Three muskets recovered from a Revolutionary War-era shipwreck off the coast of St. Augustine, Florida, have been liberated from thick layers of concretion to reveal intact stock, lock, and brass furniture. The hardened outer layer of corrosion, sediment and marine life took years of painstaking conservation to remove.
The muskets were recovered from a site known as the Storm Wreck which was discovered in 2009 and excavated by marine archaeologists, students and volunteers with the Lighthouse Archaeological Maritime Program between 2009 and 2014. The wreck was one of a fleet of more than 130 British ships, Royal Navy and private, that were enlisted to evacuate Loyalists from Charleston, South Carolina, to the safety of British East Florida in December 1782. They succeeded in fleeing the threat posed by the Continental Army, but for the Storm Ship, the topography of British East Florida itself would be fatally dangerous. The ship ran aground on the treacherous sandbar of St. Augustine on New Year’s Eve, 1782.
Hundreds of artifacts have been recovered from the site, including two British cannons stamped with the date 1780, buttons from regimental uniforms of the Royal Provincial, the 63rd Regiment of Foot and 71st Regiment of Foot, a gentleman’s pocket pistol and the ship’s bell, which is unfortunately devoid of markings so we still don’t know the name of the ship. There are no Royal Navy motifs, so it may have been privately owned.

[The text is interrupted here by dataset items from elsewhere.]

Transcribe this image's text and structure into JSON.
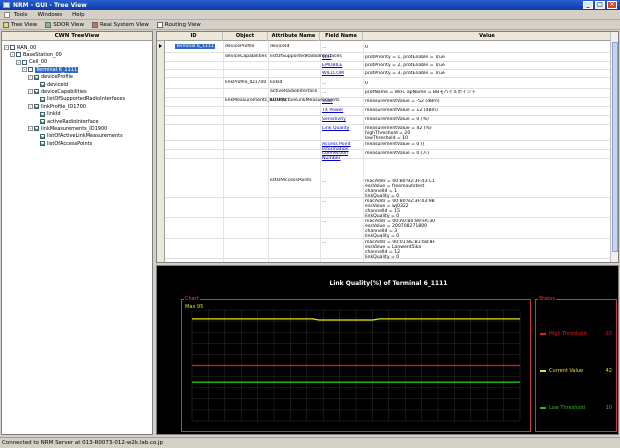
{
  "window": {
    "title": "NRM - GUI - Tree View"
  },
  "menu": {
    "items": [
      "Tools",
      "Windows",
      "Help"
    ]
  },
  "toolbar": {
    "buttons": [
      "Tree View",
      "SDOR View",
      "Real System View",
      "Routing View"
    ]
  },
  "tree": {
    "header": "CWN TreeView",
    "nodes": [
      {
        "label": "RAN_00",
        "expand": "-",
        "check": false,
        "selected": false
      },
      {
        "label": "BaseStation_00",
        "expand": "-",
        "check": false,
        "selected": false
      },
      {
        "label": "Cell_00",
        "expand": "-",
        "check": false,
        "selected": false
      },
      {
        "label": "Terminal 6_1111",
        "expand": "-",
        "check": false,
        "selected": true
      },
      {
        "label": "deviceProfile",
        "expand": "-",
        "check": true,
        "selected": false
      },
      {
        "label": "deviceId",
        "expand": "",
        "check": true,
        "selected": false
      },
      {
        "label": "deviceCapabilities",
        "expand": "-",
        "check": true,
        "selected": false
      },
      {
        "label": "listOfSupportedRadioInterfaces",
        "expand": "",
        "check": true,
        "selected": false
      },
      {
        "label": "linkProfile_ID1700",
        "expand": "-",
        "check": true,
        "selected": false
      },
      {
        "label": "linkId",
        "expand": "",
        "check": true,
        "selected": false
      },
      {
        "label": "activeRadioInterface",
        "expand": "",
        "check": true,
        "selected": false
      },
      {
        "label": "linkMeasurements_ID1900",
        "expand": "-",
        "check": true,
        "selected": false
      },
      {
        "label": "listOfActiveLinkMeasurements",
        "expand": "",
        "check": true,
        "selected": false
      },
      {
        "label": "listOfAccessPoints",
        "expand": "",
        "check": true,
        "selected": false
      }
    ]
  },
  "grid": {
    "columns": [
      "ID",
      "Object",
      "Attribute Name",
      "Field Name",
      "Value"
    ],
    "cells": {
      "id": "Terminal 6_1111",
      "obj_deviceprofile": "deviceProfile",
      "obj_devicecap": "deviceCapabilities",
      "obj_linkprofile": "linkProfile_ID1700",
      "obj_linkmeas": "linkMeasurements_ID1900",
      "attr_deviceid": "deviceId",
      "attr_listsupported": "listOfSupportedRadioInterfaces",
      "attr_linkid": "linkId",
      "attr_activeradio": "activeRadioInterface",
      "attr_listactive": "listOfActiveLinkMeasurements",
      "attr_listap": "listOfAccessPoints"
    },
    "rows": [
      {
        "field": "...",
        "link": false,
        "value": "0"
      },
      {
        "field": "WiFi",
        "link": true,
        "value": "protPriority = 1, protEnable = True"
      },
      {
        "field": "EMOBILE",
        "link": true,
        "value": "protPriority = 2, protEnable = True"
      },
      {
        "field": "WILLCOM",
        "link": true,
        "value": "protPriority = 3, protEnable = True"
      },
      {
        "field": "...",
        "link": false,
        "value": "0"
      },
      {
        "field": "...",
        "link": false,
        "value": "protName = WiFi, apName = BBモバイルポイント"
      },
      {
        "field": "SSID",
        "link": true,
        "value": "measurementValue = -52 (dBm)"
      },
      {
        "field": "TX Power",
        "link": true,
        "value": "measurementValue = 12 (dBm)"
      },
      {
        "field": "Sensitivity",
        "link": true,
        "value": "measurementValue = 0 (%)"
      },
      {
        "field": "Link Quality",
        "link": true,
        "value": "measurementValue = 42 (%)\nhighThreshold = 20\nlowThreshold = 10"
      },
      {
        "field": "Access Point Information",
        "link": true,
        "value": "measurementValue = 0 ()"
      },
      {
        "field": "Connection Number",
        "link": true,
        "value": "measurementValue = 0 (人)"
      },
      {
        "field": "...",
        "link": false,
        "value": "macAddr = 00:80:92:3F:43:C1\nessValue = freemoutstest\nchannelId = 1\nlinkQuality = 0"
      },
      {
        "field": "...",
        "link": false,
        "value": "macAddr = 00:80:92:3F:43:98\nessValue = wj0322\nchannelId = 15\nlinkQuality = 0"
      },
      {
        "field": "...",
        "link": false,
        "value": "macAddr = 00:A0:B0:89:FA:30\nessValue = 200708271800\nchannelId = 3\nlinkQuality = 0"
      },
      {
        "field": "...",
        "link": false,
        "value": "macAddr = 00:01:8E:B1:68:8F\nessValue = Lanwent5ika\nchannelId = 12\nlinkQuality = 0"
      }
    ]
  },
  "chart_data": {
    "type": "line",
    "title": "Link Quality(%) of Terminal 6_1111",
    "legend_label": "Chart",
    "series": [
      {
        "name": "Current Value",
        "color": "#e8e020",
        "values": [
          92,
          92,
          92,
          92,
          92,
          92,
          92,
          92,
          92,
          92,
          92,
          92,
          92,
          92,
          92,
          92,
          92,
          92,
          92,
          91,
          91,
          91,
          91,
          91,
          91,
          91,
          91,
          91,
          92,
          92,
          92,
          92,
          92,
          92,
          92,
          92,
          92,
          92,
          92,
          92,
          92,
          92,
          92,
          92,
          92,
          92,
          92,
          92,
          92,
          92
        ]
      },
      {
        "name": "High Threshold",
        "color": "#e02020",
        "values": [
          50,
          50,
          50,
          50,
          50,
          50,
          50,
          50,
          50,
          50,
          50,
          50,
          50,
          50,
          50,
          50,
          50,
          50,
          50,
          50,
          50,
          50,
          50,
          50,
          50,
          50,
          50,
          50,
          50,
          50,
          50,
          50,
          50,
          50,
          50,
          50,
          50,
          50,
          50,
          50,
          50,
          50,
          50,
          50,
          50,
          50,
          50,
          50,
          50,
          50
        ]
      },
      {
        "name": "Low Threshold",
        "color": "#20c020",
        "values": [
          35,
          35,
          35,
          35,
          35,
          35,
          35,
          35,
          35,
          35,
          35,
          35,
          35,
          35,
          35,
          35,
          35,
          35,
          35,
          35,
          35,
          35,
          35,
          35,
          35,
          35,
          35,
          35,
          35,
          35,
          35,
          35,
          35,
          35,
          35,
          35,
          35,
          35,
          35,
          35,
          35,
          35,
          35,
          35,
          35,
          35,
          35,
          35,
          35,
          35
        ]
      }
    ],
    "ylim": [
      0,
      100
    ],
    "top_label": "Max 95",
    "grid": true
  },
  "status_panel": {
    "title": "Status",
    "rows": [
      {
        "name": "High Threshold",
        "value": "20",
        "color": "#e02020"
      },
      {
        "name": "Current Value",
        "value": "42",
        "color": "#e8e020"
      },
      {
        "name": "Low Threshold",
        "value": "10",
        "color": "#20c020"
      }
    ]
  },
  "statusbar": {
    "text": "Connected to NRM Server at 013-R0073-012-w2k.lab.co.jp"
  }
}
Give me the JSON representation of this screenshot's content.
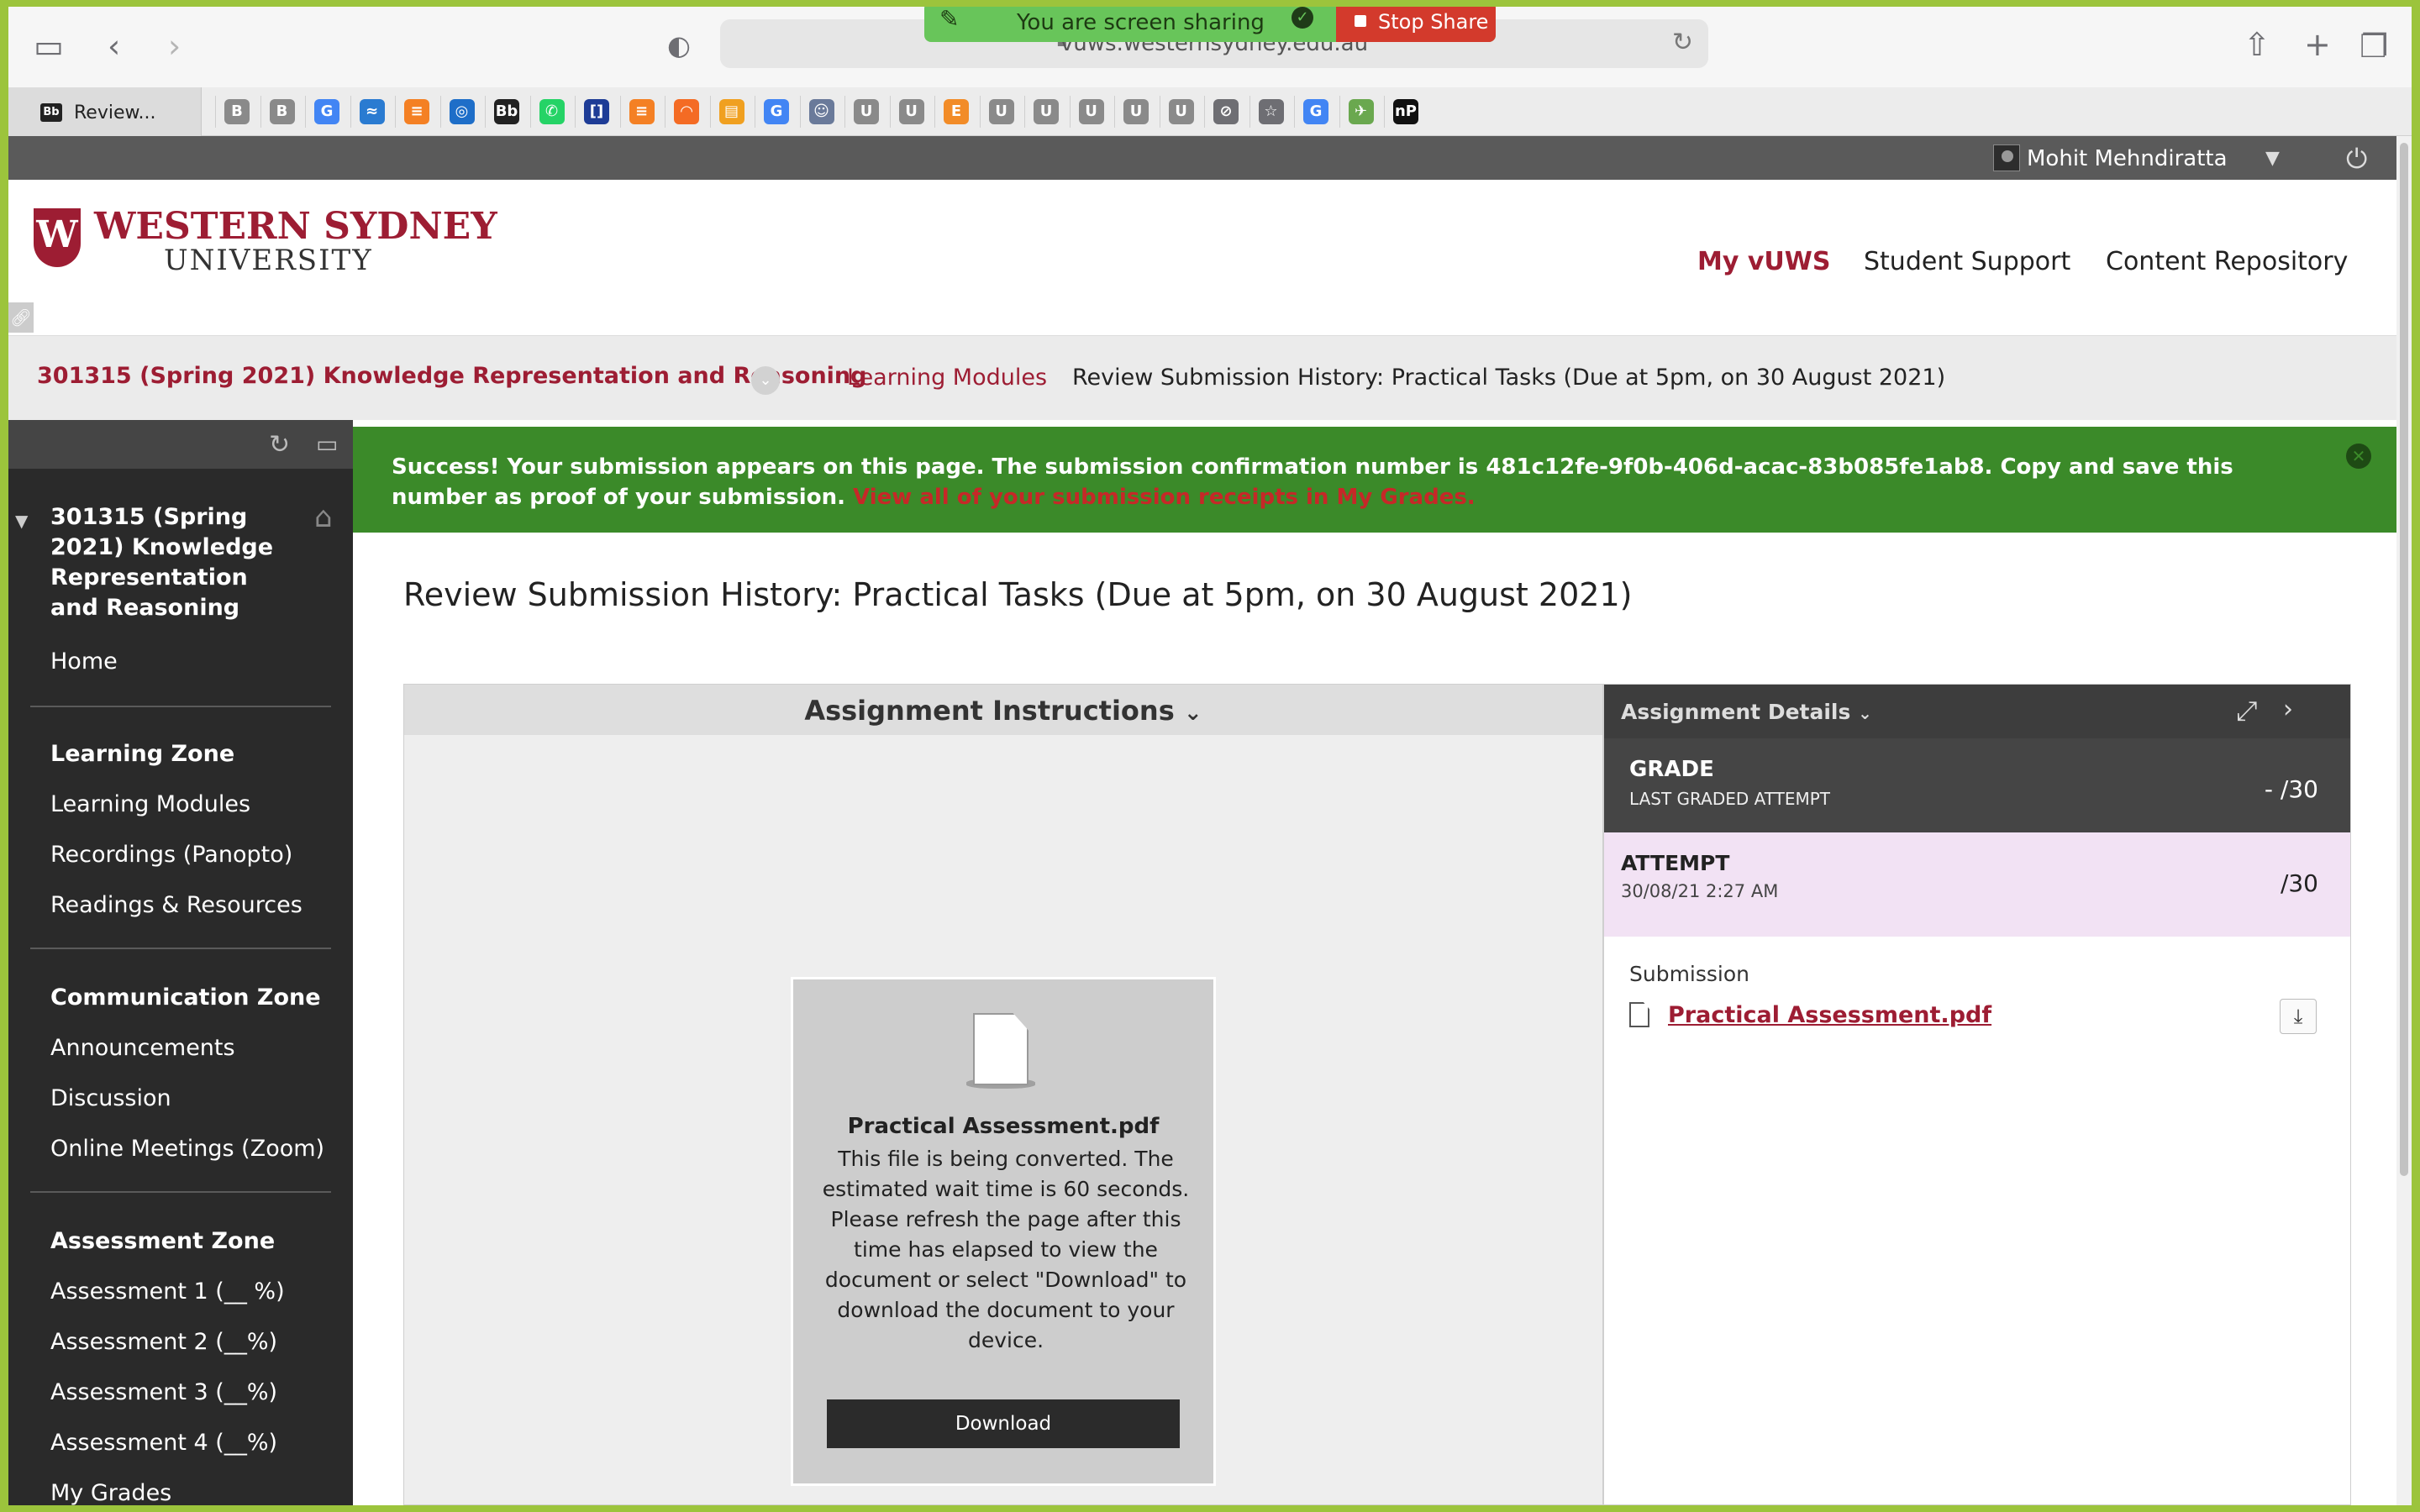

Many of the recovered objects were obscured inside “rocks” of massed concretions. Conservators took x-rays of the concretions to map out the artifacts within and develop a plan to remove the layers while replacing the salts that will eat away at the object as soon as it is exposed to air. An x-ray of one of the Brown Besses revealed a lead shot that looked like it was in the barrel but was actually to the right of it embedded in the concretion material.
Conservators removed the outer layer of corrosion to reveal the muskets, complete with intact stock, lock, and brass furniture. The stocks were preserved in polyethylene glycol, to bulk and support the waterlogged wood cells as they dried.
The brass furniture included the ramrod pipes, side plate, wrist plate, trigger guard, and trigger plate, all conserved using electrolysis and later affixed to the dried stock. The locks were partially corroded away and partially preserved; leaving an intricate shape that required step-by-step casting and removal of the corrosion. The locks were the last feature added back to the stocks, which completed the treatment and readied the muskets for eventual display at the St. Augustine Lighthouse & Maritime Museum.